RL Environments, Games & Applications DS practice problem on Onlearn.

Difficulty: medium.

Topics: Markov Decision Process Simulator, Transition Probability Matrix, Reward Function, Discount Factor, State-Action Tuple, Terminal Condition, Reinforcement Learning, Probability Theory, Software Engineering, Dynamic Programming, Data Structures, Markov Processes, State Space Modeling, Object-Oriented Design, Bellman Equations, Simulation Frameworks.

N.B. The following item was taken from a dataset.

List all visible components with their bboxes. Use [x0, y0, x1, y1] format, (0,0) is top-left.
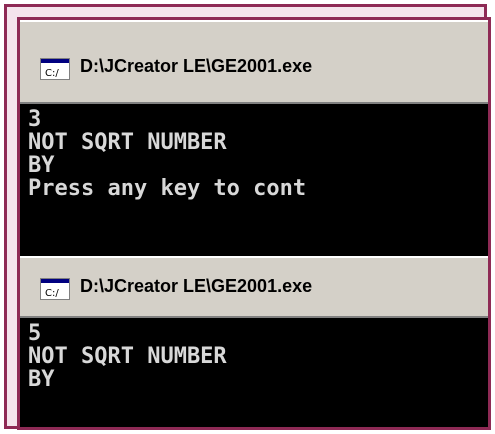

Implement a function simulate mdp that simulates episodes through a Markov Decision Process (MDP) and computes the discounted return for each episode. Given the full specification of an MDP and a stochastic policy, your function should generate trajectories by sampling actions from the policy and sampling next states from the transition probabilities, accumulating the discounted return along the way. Parameters: P: A numpy array of shape (n states, n actions, n states) representing transition probabilities. P[s, a, s'] is the probability of transitioning to state s' from state s when action a is taken. R: A numpy array of shape (n states, n actions, n states) representing rewards. R[s, a, s'] is the immediate reward for the transition (s, a, s'). policy: A numpy array of shape (n states, n actions) representing a stochastic policy. policy[s, a] is the probability of selecting action a in state s. start state: An integer specifying the initial state for each episode. terminal states: A list of integers indicating which states are terminal. When the agent enters a terminal state, the episode ends immediately (no further actions are taken). gamma: A float, the discount factor (between 0 and 1 inclusive). num episodes: An integer, the number of episodes to simulate. max steps: An integer, the maximum number of steps per episode (to prevent infinite loops in non terminating MDPs). seed: An integer random seed for reproducibility. Returns: A tuple (episode returns, average return) where episode returns is a list of floats (discounted return per episode, each rounded to 4 decimal places) and average return is the mean of the episode returns, rounded to 4 decimal places. Set the random seed using np.random.seed(seed) once at the beginning. Use np.random.choice for all sampling.